Deception: Future AI systems could conceivably be deceptive not out of malice, but because deception can help agents achieve their goals. It may be more efficient to gain human approval through deception than to earn human approval legitimately. Deception also provides optionality: systems that have the capacity to be deceptive have strategic advantages over restricted, honest models. Strong AIs that can deceive humans could undermine human control.
AI systems could also have incentives to bypass monitors. Historically, individuals and organizations have had incentives to bypass monitors. For example, Volkswagen programmed their engines to reduce emissions only when being monitored. This allowed them to achieve performance gains while retaining purportedly low emissions. Future AI agents could similarly switch strategies when being monitored and take steps to obscure their deception from monitors.
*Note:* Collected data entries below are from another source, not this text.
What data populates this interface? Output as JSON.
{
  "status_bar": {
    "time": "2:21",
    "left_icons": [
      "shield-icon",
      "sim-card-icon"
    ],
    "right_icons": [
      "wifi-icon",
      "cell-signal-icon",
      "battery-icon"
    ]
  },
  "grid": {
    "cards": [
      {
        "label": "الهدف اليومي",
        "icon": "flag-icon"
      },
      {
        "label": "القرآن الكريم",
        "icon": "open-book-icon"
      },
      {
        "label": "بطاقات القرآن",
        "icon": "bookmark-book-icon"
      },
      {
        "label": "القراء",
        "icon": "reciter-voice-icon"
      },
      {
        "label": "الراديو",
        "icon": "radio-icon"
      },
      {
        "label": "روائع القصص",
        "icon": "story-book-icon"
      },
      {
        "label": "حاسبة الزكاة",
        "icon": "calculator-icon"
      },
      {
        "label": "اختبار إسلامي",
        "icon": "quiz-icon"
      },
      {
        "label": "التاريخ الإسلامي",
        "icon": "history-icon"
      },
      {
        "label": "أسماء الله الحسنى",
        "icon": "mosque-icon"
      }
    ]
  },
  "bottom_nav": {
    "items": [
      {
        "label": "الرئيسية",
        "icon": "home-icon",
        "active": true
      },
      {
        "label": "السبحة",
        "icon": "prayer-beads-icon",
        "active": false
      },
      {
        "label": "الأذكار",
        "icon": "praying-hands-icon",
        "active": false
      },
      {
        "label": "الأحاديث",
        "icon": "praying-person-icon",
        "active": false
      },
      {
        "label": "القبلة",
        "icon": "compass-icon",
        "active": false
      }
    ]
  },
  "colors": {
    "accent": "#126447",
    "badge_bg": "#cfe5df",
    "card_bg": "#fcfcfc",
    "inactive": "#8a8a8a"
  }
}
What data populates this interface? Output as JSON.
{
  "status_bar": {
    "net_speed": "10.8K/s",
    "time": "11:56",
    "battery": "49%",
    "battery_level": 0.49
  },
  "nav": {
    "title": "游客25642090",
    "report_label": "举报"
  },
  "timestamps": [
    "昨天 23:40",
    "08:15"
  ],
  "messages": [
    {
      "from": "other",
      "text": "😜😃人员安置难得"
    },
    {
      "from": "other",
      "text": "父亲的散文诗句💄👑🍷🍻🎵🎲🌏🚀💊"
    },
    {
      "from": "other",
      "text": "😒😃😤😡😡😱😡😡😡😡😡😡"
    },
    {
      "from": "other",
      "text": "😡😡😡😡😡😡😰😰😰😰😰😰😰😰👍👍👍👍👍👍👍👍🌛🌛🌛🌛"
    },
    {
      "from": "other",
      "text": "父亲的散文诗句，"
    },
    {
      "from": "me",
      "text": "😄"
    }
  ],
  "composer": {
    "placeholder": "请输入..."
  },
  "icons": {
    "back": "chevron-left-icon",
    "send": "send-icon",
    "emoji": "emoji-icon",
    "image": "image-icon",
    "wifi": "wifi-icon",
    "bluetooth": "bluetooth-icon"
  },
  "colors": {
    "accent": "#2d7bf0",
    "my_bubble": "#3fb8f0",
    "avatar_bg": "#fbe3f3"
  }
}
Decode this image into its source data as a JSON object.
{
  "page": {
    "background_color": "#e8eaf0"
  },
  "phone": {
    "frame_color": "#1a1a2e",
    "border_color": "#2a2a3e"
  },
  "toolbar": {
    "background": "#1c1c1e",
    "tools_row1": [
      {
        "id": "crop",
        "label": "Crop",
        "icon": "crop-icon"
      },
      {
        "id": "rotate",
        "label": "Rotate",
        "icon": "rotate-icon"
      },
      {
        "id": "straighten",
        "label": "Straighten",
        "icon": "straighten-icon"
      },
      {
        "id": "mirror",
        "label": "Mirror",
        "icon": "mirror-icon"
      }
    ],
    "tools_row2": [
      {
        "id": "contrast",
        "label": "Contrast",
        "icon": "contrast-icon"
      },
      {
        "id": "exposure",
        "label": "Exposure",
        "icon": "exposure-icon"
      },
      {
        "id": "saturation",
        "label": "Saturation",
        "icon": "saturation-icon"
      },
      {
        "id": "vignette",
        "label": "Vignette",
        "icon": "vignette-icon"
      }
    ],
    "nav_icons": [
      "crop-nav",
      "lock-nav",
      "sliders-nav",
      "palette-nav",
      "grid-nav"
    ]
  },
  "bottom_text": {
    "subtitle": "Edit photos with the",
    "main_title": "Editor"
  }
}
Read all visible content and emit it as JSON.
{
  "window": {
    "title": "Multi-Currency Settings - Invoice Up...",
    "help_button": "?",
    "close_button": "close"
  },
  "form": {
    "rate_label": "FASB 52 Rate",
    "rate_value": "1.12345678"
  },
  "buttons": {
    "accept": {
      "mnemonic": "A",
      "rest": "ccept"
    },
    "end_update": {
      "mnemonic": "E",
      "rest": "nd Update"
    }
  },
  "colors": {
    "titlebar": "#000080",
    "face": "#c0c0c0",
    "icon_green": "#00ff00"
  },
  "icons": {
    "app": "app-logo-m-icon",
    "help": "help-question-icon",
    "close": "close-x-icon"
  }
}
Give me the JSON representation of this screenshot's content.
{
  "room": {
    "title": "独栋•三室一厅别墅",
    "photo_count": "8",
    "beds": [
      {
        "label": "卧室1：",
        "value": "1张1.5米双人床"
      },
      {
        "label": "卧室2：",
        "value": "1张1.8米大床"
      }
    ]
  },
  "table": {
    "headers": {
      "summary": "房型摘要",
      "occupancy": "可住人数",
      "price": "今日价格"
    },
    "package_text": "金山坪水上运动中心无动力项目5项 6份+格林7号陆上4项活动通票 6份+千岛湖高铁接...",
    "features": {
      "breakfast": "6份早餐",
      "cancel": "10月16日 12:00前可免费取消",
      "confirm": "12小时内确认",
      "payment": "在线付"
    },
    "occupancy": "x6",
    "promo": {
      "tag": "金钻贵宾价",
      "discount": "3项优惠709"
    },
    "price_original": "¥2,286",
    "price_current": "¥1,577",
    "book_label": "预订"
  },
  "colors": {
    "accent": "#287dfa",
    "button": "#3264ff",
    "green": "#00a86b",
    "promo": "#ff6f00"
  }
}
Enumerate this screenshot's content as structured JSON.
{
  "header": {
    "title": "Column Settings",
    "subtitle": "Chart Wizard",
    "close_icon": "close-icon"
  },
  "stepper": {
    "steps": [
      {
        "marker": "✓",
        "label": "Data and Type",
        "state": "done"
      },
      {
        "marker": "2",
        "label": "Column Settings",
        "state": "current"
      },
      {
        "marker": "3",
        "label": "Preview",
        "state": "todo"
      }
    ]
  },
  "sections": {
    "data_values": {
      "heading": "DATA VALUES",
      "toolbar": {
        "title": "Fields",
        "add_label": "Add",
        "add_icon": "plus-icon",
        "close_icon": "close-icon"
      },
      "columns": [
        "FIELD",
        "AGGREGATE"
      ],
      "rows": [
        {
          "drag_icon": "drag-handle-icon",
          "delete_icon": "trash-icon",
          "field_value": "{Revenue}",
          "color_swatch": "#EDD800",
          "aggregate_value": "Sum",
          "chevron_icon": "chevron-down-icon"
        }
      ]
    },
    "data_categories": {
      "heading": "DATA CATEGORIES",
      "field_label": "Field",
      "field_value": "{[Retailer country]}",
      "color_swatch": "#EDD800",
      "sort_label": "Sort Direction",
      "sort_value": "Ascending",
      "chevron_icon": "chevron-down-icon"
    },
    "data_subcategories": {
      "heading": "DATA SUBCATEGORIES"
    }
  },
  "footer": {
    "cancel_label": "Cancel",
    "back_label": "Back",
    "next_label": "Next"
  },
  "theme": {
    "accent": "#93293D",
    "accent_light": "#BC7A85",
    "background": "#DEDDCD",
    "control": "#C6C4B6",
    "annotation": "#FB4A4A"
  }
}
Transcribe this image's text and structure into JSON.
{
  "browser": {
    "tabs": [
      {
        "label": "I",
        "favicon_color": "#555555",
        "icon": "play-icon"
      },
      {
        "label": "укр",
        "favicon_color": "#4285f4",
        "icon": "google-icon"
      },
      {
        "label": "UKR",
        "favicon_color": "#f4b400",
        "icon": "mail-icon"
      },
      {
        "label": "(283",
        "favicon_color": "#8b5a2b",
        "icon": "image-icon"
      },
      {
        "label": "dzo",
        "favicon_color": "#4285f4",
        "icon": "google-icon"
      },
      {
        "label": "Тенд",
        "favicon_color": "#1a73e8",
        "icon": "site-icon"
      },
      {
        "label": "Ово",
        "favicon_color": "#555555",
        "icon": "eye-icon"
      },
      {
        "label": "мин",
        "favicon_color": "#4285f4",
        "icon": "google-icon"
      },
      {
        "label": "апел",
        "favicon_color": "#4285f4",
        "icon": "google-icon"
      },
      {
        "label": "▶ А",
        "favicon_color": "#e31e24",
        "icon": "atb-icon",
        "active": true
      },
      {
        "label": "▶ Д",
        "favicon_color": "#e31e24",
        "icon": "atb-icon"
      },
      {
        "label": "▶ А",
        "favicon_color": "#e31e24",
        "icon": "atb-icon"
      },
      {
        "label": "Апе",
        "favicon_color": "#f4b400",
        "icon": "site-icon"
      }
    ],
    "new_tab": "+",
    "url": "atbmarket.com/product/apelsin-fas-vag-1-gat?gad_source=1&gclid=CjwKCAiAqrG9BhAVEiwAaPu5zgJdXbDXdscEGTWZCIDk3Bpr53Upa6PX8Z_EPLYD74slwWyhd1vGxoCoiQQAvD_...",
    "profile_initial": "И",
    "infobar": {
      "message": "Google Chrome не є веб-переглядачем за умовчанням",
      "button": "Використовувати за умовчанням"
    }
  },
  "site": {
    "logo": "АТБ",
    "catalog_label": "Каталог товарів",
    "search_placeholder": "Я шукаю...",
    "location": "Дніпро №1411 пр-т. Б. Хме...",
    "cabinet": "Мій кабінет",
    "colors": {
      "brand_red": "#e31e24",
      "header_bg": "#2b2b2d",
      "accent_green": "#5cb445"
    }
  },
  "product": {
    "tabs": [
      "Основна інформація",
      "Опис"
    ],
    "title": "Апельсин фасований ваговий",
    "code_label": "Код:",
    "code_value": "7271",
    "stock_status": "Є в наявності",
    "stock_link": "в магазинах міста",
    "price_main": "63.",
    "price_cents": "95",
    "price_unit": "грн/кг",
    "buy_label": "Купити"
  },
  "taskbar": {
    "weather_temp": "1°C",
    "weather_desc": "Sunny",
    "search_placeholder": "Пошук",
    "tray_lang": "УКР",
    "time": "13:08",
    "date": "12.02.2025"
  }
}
Once deceptive AI systems are cleared by their monitors or once such systems can overpower them, these systems could take a “treacherous turn” and irreversibly bypass human control.
8.
Power-seeking behavior: Agents that have more power are better able to accomplish their goals. Therefore, it has been shown that agents have incentives to acquire and maintain power [65]. AIs that acquire substantial power can become especially dangerous if they are not aligned with human values. Power- seeking behavior can also incentivize systems to pretend to be aligned, collude with other AIs, overpower monitors, and so on. On this view, inventing machines that are more powerful than us is playing with fire. Building power-seeking AI is also incentivized because political leaders see the strategic advantage in having the most intelligent, most powerful AI systems. For example, Vladimir Putin has said “Whoever becomes the leader in [AI] will become the ruler of the world.”